Semelhanças com a Colômbia

O Vale do Ribeira apresenta altos índices de umidade com intensa formação de nuvens, de janeiro a janeiro. Essa particularidade é semelhante ao clima encontrado na produção cafeeira colombiana, que é conhecida pelos cafés de excelente qualidade. Carvalho relata que, segundo a literatura científica da área uma das características do plantio do café em zonas úmidas é o amadurecimento irregular das frutas, o que impossibilita a colheita mecanizada. Ele tem observado o mesmo fenômeno em seus estudos. “Na Colômbia, a colheita é feita de modo seletivo, grão a grão. E isso permite que o café colombiano seja conhecido por sua alta qualidade, pois na colheita seletiva só os frutos maduros são retirados. Não acontece a mistura com grãos que apresentem outros graus de maturação, como ocorre no Brasil devido ao sistema mecanizado de colheita”, diz.

Uma diferença fundamental entre as realidades da Colômbia e do Brasil é a questão da altitude. Enquanto no país vizinho os cafezais ocupam campos a cerca de dois mil metros acima do nível do mar, o Vale do Ribeira está a apenas 30 metros de altitude. Nesse sentido, de acordo com a literatura, o café canéfora (coffea canephora) seria capaz de se adaptar melhor em localidades próximas ao nível do mar, mas o arábica (coffea arabica), em teoria não. O canéfora é um tipo de café de qualidade inferior, bastante utilizado na produção de café solúvel. O arábica está associado a cafés especiais. “No entanto, os resultados parciais que tenho encontrado estão dizendo o contrário.”

Com a ideia de expandir as opções agrícolas e tornar o café uma alternativa para o desenvolvimento socioeconômico no Vale do Ribeira, Carvalho estabeleceu uma parceria com a prefeitura do município de Barra do Turvo e, por meio dela, conseguiu reunir um grupo de cerca de 20 produtores rurais que se interessaram pelo plantio de café. Houve então uma distribuição de mudas de diferentes cultivares do tipo arábica e Carvalho, atuando juntamente com o engenheiro agrônomo do município, Mario Cavallari, passou a oferecer também assistência técnica para o plantio, conservação e colheita. “Nessa parceria com a Unesp, sob minha supervisão, o município está produzindo anualmente cerca de 100 mil mudas de café para serem distribuídas aos produtores interessados”, diz.

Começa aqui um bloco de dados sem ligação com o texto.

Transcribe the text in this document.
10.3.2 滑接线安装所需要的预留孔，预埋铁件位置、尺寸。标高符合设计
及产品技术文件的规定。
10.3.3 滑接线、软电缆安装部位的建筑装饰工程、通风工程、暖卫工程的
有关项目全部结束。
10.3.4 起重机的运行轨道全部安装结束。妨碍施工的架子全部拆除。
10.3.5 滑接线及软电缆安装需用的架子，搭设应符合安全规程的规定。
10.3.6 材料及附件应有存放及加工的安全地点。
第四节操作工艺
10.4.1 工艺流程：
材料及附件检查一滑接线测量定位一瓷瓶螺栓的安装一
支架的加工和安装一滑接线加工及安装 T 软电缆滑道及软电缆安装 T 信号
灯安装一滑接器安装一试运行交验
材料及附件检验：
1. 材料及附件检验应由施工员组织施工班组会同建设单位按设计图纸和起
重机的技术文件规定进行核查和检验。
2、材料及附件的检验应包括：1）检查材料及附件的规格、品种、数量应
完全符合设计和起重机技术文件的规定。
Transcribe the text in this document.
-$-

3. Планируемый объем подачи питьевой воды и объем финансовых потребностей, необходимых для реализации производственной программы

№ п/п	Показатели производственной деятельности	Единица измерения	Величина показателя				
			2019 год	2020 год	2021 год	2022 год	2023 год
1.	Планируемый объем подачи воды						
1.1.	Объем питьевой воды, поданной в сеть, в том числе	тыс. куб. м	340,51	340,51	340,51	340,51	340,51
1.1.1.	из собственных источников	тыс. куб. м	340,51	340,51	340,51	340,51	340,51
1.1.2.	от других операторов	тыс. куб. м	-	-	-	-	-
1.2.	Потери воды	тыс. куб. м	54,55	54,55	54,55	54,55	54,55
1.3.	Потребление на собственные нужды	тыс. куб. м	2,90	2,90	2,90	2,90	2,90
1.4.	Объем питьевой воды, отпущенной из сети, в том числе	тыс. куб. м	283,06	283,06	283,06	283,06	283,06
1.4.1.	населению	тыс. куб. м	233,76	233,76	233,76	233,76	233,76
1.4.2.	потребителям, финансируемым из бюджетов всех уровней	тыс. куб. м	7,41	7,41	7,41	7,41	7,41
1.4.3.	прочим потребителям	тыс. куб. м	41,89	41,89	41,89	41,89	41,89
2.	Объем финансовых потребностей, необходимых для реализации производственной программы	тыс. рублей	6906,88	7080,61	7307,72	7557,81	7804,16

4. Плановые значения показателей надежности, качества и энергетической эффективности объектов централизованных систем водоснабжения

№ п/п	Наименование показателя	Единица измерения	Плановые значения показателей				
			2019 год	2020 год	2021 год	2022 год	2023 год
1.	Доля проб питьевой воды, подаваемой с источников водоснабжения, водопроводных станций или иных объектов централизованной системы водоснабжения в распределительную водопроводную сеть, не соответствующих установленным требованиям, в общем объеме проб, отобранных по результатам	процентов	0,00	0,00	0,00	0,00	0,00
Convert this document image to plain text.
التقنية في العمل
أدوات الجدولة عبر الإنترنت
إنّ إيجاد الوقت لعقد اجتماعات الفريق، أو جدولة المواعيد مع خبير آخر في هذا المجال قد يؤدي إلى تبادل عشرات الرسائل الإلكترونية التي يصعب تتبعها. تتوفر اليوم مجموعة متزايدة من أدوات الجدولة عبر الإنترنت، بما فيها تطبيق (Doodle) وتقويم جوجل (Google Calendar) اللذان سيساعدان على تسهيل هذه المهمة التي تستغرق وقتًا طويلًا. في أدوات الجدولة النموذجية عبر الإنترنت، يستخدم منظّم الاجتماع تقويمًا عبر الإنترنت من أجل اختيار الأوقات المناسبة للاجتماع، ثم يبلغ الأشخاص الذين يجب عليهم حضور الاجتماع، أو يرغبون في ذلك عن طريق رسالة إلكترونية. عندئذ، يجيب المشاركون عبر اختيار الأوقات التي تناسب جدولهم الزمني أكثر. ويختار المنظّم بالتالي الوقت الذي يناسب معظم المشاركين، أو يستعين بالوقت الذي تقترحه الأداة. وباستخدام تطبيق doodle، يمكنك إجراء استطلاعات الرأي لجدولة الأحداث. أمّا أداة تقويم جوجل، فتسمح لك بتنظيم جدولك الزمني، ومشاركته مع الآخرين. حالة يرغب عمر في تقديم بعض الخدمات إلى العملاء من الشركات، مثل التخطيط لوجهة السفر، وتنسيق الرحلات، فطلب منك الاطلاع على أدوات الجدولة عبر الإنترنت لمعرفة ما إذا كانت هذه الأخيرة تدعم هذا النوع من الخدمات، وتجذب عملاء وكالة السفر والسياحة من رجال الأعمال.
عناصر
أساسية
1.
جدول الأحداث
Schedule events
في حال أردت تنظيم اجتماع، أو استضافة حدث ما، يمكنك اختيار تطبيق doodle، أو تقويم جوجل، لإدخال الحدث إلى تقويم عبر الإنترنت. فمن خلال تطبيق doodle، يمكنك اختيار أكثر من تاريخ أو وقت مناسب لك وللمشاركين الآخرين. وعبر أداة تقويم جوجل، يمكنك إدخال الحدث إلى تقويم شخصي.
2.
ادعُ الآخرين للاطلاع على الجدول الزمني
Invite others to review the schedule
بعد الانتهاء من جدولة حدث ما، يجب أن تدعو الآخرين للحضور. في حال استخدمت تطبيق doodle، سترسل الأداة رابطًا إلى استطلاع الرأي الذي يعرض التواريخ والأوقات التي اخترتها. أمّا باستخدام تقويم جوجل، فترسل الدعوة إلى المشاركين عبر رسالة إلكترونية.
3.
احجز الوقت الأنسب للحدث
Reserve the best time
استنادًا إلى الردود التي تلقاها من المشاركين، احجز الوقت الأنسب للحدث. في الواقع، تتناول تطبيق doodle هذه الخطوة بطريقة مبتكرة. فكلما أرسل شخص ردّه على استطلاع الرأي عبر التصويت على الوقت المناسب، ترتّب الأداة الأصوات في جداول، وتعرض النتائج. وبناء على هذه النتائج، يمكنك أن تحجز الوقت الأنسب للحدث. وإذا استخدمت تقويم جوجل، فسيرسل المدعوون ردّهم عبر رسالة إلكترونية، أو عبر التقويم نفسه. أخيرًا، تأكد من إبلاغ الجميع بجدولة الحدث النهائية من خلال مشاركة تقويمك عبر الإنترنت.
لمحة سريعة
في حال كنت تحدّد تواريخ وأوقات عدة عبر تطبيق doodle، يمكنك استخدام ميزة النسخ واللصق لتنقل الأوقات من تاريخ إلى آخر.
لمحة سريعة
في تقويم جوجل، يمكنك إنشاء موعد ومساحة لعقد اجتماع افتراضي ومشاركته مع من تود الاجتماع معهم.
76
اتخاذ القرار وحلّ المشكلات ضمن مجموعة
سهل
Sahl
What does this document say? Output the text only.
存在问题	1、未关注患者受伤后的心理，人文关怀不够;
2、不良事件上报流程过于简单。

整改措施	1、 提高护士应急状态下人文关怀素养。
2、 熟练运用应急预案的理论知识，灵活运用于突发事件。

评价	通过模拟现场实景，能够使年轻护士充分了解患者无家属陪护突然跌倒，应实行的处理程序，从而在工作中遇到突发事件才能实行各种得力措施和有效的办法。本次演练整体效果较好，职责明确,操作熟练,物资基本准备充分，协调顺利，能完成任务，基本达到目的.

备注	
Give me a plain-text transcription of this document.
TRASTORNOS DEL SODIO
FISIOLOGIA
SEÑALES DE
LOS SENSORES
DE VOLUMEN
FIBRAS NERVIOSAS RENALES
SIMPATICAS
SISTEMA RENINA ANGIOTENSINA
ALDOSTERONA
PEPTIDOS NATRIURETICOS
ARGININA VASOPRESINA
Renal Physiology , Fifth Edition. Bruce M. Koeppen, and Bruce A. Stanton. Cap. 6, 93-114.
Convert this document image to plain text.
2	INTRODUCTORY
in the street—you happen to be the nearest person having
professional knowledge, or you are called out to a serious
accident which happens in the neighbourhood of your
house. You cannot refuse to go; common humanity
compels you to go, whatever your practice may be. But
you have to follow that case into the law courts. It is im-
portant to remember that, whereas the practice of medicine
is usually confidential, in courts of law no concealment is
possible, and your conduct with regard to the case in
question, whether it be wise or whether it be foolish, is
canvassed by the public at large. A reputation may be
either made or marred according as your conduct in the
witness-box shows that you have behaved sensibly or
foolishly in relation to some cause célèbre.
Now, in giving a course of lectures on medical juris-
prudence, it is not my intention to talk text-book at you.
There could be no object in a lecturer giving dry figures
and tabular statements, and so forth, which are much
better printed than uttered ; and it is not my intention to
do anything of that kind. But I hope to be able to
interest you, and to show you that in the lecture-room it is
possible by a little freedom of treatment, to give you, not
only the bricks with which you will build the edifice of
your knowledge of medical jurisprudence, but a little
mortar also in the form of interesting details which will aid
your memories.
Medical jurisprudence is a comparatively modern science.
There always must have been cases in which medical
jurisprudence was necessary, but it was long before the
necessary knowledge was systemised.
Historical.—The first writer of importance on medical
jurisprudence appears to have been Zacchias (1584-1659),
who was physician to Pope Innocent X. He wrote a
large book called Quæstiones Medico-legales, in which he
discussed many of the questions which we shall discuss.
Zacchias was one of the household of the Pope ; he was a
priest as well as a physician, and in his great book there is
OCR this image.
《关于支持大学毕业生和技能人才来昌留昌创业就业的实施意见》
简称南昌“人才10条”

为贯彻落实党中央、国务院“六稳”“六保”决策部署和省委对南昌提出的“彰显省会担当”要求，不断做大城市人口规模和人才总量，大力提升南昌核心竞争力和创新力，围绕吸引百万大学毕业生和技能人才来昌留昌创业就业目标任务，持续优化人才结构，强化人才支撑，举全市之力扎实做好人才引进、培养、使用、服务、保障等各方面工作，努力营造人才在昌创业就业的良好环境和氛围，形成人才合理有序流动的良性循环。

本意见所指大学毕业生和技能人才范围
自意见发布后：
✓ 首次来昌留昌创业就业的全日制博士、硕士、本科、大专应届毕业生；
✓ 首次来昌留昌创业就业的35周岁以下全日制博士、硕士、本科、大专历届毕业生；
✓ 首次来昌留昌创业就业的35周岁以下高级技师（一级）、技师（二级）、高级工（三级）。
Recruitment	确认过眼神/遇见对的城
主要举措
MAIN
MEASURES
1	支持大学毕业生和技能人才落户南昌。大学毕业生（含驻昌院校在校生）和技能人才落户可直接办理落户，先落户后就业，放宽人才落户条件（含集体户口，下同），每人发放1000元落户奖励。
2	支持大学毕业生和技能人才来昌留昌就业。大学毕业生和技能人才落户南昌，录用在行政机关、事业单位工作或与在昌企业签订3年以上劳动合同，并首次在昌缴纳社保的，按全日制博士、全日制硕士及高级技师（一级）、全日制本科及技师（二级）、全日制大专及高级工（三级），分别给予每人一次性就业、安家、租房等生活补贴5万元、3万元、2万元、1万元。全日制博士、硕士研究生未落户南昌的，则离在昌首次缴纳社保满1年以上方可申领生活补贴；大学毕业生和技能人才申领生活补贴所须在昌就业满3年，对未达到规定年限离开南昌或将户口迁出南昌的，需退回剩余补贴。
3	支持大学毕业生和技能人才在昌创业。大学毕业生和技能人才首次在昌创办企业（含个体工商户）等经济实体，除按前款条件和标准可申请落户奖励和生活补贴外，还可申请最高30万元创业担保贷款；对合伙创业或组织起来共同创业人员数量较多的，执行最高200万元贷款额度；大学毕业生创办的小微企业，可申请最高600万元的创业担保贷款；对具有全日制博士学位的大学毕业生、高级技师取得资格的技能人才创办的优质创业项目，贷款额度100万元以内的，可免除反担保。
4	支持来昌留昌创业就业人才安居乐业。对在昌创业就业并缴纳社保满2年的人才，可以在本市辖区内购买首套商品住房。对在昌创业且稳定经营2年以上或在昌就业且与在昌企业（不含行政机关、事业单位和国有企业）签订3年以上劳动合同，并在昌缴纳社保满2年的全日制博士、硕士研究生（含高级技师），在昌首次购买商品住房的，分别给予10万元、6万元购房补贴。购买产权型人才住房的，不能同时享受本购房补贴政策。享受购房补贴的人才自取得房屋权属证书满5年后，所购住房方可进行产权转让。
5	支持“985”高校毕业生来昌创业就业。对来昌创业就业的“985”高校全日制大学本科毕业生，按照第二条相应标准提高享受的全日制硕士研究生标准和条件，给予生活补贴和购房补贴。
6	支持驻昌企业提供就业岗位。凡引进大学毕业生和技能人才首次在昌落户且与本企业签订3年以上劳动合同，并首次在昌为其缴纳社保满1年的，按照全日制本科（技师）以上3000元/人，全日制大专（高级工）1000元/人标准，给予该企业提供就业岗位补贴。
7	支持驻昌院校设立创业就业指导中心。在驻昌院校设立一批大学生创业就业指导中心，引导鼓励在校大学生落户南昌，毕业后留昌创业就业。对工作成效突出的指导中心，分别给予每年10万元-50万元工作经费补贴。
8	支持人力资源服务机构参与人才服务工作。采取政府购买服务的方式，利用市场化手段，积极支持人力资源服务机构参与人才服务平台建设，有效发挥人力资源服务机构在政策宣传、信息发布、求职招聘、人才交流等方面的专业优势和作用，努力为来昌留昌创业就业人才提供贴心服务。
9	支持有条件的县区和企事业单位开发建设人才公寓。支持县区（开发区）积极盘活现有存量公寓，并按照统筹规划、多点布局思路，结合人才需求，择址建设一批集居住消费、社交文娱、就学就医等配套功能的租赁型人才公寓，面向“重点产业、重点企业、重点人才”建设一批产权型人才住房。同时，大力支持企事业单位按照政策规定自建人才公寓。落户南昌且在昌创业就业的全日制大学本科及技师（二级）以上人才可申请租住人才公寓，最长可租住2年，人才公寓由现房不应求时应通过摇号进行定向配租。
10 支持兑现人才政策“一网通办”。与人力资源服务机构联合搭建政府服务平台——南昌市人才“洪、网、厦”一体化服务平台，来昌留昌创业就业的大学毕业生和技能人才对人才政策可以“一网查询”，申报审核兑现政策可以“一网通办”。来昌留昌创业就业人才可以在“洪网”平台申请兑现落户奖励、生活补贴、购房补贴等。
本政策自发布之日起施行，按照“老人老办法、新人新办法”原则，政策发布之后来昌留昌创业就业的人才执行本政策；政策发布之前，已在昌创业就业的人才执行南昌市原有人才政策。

Um dos indicativos do sucesso da iniciativa é a premiação que Maria Antonia de Lucca, a Dona Cota, recebeu no concurso Qualidade do Café Paulista em dezembro. Carvalho explica o significado da nota 90,33 que a produção da agricultora do Vale do Ribeira recebeu por parte do júri. De acordo com a pontuação que é atribuída ao grão, chegando ao máximo de 100 pontos, os cafés podem ser classificados como café riado, rio zona, bebida dura, apenas mole, mole e estritamente mole.  “O que predomina no Brasil são cafés com notas de 70 a 80 pontos. É o café ‘bebida dura’”, diz. “Para diminuir os custos, as marcas, em geral, misturam grãos arábica com canéfora e intensificam a torra para mascarar alguns defeitos e é por isso que o café fica ‘forte’, uma bebida que o brasileiro está acostumado a beber”, diz Carvalho. Uma avaliação que ultrapassa os 80 pontos significa que o café adquiriu um gosto mais suave, levemente adocicado. Em geral, os grãos que são exportados pertencem a essa categoria. O café premiado de Dona Cota entra na categoria estritamente mole.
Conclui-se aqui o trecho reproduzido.